Join us for office hours sessions on February 28th and March 2nd at 11:00am EST for one hour each with the Whitelabel team. They will hold sessions to answer any questions you have for the hackathon in the Stacks Discord Clarity Universe #office-hours channel: https://discord.gg/QHrYFqmAGC
Included is a list of categories of contract types you might want to build, however this is an open-ended contest and you're free to run with your own ideas! Your submission must include at least one Clarity smart contract. The project should be open source and posted on GitHub.
|Simple exchange||Contracts call another Contract||Delegated Voting|
|DAOs||Fundraising||Smart contract IOT - devices|
|Supply chain||Simple Marketplace||Legal Agreements|
|Deeds||Basic Provenance||Payment Splitting|
Remember the core benefits of blockchain technology: transparency, immutability, and security.
- What day-to-day apps do you use that could benefit from being architected this way?
- While learning Clarity and exploring the Stacks ecosystem, were there any utilities or smart contracts you felt were missing that you could create?
- Are there any existing financial systems or ownership models that could be recreated trustlessly?
- What do you want to see exist that doesn't?
When thinking of your submission, remember that it's more important to have something with a smaller scope that is complete, functional, and secure, rather than a larger idea that is incomplete or of lower quality. You can always take your submission idea and expand on it after the hackathon. Your submission will be judged on a combination of factors including uniqueness, code quality, execution, and documentation. Try to create something that is a basic version of a contract that could later be expanded to build a real tool or product.
Check out this fantastic list of helpful tools and resources that will give you a headstart with Clarity: https://clarity-lang.org/universe#resources
- You must build and submit a new contract to be eligible.
- You must provide your Stacks wallet address with your project submission.
- You must scope your submission to reflect a fully functioning MVP, even if it is a part of a larger project.
- It will be at the discretion of Stacks Foundation if it is suspected someone is trying to game the system by trying to make slight changes to existing contracts for the reward.

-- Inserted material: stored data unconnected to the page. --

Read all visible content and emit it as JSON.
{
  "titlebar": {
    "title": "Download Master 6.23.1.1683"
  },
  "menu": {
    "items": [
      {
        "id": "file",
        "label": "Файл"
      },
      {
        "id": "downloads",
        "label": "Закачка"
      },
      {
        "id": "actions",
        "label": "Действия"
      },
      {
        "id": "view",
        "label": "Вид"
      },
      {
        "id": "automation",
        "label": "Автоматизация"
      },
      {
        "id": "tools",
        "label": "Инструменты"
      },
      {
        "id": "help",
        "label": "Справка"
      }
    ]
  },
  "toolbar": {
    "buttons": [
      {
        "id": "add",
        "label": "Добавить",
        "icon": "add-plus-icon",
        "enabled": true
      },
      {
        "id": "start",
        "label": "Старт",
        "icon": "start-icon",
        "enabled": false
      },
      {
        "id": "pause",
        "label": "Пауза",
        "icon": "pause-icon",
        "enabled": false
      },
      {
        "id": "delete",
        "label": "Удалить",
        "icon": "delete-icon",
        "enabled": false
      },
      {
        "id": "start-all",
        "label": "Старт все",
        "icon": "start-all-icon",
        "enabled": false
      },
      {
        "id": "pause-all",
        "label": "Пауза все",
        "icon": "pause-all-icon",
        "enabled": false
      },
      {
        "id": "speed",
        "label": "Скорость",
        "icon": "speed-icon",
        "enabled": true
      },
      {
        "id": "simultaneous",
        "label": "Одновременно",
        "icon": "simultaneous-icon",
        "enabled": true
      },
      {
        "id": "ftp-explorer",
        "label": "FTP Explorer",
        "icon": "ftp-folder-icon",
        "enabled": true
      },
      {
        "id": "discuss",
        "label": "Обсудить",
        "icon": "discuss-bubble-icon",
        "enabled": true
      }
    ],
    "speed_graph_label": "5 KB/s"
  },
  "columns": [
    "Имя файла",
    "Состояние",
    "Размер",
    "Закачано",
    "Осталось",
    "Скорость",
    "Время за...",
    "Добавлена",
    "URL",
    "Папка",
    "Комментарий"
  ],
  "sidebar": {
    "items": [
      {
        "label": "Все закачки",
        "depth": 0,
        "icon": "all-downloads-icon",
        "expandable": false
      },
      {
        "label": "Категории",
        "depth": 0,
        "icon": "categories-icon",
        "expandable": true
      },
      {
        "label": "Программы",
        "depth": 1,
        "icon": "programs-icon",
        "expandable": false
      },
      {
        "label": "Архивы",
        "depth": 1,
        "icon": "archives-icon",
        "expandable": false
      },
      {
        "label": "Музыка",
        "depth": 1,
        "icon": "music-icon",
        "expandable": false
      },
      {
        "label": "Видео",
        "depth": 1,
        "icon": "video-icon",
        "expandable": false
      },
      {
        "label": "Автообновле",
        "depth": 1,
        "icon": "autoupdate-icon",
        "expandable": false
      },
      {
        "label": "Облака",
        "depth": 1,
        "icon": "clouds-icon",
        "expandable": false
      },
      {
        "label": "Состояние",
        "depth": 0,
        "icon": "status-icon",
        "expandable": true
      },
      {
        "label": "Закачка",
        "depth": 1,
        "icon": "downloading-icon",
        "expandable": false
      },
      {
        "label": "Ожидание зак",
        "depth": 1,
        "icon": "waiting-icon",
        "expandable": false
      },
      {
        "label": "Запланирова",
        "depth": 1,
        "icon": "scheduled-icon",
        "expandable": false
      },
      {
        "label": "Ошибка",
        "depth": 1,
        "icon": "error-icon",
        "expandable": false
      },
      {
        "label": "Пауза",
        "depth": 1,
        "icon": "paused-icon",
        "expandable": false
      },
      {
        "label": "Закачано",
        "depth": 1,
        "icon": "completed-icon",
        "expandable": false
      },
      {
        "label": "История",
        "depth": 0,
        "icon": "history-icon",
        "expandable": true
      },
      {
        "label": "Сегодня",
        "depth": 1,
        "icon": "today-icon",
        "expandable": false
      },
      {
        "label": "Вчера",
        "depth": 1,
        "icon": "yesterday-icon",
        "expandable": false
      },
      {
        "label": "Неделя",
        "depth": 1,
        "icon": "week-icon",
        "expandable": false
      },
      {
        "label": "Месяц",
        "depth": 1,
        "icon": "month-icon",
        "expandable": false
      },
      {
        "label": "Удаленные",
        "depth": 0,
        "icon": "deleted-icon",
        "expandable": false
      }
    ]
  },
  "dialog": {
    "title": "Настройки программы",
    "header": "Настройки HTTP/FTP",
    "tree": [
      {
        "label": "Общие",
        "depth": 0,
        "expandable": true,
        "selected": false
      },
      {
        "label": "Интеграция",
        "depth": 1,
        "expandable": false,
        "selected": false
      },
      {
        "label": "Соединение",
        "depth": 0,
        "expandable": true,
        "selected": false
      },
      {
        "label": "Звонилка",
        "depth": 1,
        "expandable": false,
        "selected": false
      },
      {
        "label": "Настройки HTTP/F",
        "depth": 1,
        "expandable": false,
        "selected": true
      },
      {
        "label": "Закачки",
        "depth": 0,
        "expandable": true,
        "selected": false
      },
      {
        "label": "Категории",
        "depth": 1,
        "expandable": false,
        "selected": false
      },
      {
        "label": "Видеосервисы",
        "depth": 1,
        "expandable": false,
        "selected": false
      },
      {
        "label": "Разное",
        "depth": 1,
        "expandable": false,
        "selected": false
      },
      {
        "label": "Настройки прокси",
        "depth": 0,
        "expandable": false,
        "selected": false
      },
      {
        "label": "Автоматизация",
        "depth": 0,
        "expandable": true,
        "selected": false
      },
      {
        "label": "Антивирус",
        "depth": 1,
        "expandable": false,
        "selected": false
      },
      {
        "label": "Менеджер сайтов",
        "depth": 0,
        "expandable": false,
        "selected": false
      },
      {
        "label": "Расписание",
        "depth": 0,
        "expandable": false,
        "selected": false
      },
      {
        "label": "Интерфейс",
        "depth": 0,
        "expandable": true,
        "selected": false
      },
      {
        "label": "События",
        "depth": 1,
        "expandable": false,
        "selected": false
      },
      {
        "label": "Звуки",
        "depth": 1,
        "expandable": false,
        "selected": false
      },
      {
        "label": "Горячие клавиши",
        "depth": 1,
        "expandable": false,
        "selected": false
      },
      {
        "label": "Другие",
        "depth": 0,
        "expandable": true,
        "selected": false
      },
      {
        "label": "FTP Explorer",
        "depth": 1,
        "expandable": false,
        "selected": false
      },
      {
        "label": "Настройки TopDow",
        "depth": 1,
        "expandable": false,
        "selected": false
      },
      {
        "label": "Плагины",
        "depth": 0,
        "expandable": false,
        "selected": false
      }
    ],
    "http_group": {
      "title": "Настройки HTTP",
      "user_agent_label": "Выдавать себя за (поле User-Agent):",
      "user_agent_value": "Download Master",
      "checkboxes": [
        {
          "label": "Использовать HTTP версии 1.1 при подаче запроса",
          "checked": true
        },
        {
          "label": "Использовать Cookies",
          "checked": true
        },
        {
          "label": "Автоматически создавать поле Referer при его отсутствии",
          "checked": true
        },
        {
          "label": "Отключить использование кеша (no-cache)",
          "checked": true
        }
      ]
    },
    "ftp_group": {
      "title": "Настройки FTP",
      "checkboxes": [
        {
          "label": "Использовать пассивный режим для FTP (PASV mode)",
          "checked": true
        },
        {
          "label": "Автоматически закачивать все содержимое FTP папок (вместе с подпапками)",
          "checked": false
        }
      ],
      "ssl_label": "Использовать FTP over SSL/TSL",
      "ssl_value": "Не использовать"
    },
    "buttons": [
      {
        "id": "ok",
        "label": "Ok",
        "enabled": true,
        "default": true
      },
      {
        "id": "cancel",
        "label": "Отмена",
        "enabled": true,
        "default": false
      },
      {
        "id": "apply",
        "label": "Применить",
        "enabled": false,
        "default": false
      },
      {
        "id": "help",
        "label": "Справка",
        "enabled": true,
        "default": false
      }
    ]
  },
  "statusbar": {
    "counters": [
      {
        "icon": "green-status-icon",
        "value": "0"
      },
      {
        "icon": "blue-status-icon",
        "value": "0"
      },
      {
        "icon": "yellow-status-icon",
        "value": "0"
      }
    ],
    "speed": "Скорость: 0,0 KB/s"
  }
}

- Participants must be at least eighteen years old and may participate individually or form teams.
- The Hackathon is open to U.S. legal residents and residents of any other jurisdiction where the Hackathon is not prohibited or restricted by law. The Hackathon is not open to residents of Brazil, Quebec, Cuba, Iran, North Korea, Russia, Sudan, Syria, or and any jurisdiction where the Hackathon would be restricted or prohibited by law. Participants, including individual participants and members of a team, must be at least 18 years of age (or the local age of majority where they live, if older) at the time of registration.
$1,750 in prizes
Prizes paid in cryptocurrency
First Place Prize is $1,000 for best overall contract paid in STX.
Second Place Prize is $500 for best overall contract paid in STX.
Second Place Prize is $250 for best overall contract paid in STX.
Submitting to this hackathon could earn you:
Stacks Ventures Accelerator
is the code well-structured?
does the project work well?
has it been done before? How unique is the project?
is the contract properly tested? Have relevant test cases been covered with unit tests?
does the project have a readme? Is the code commented?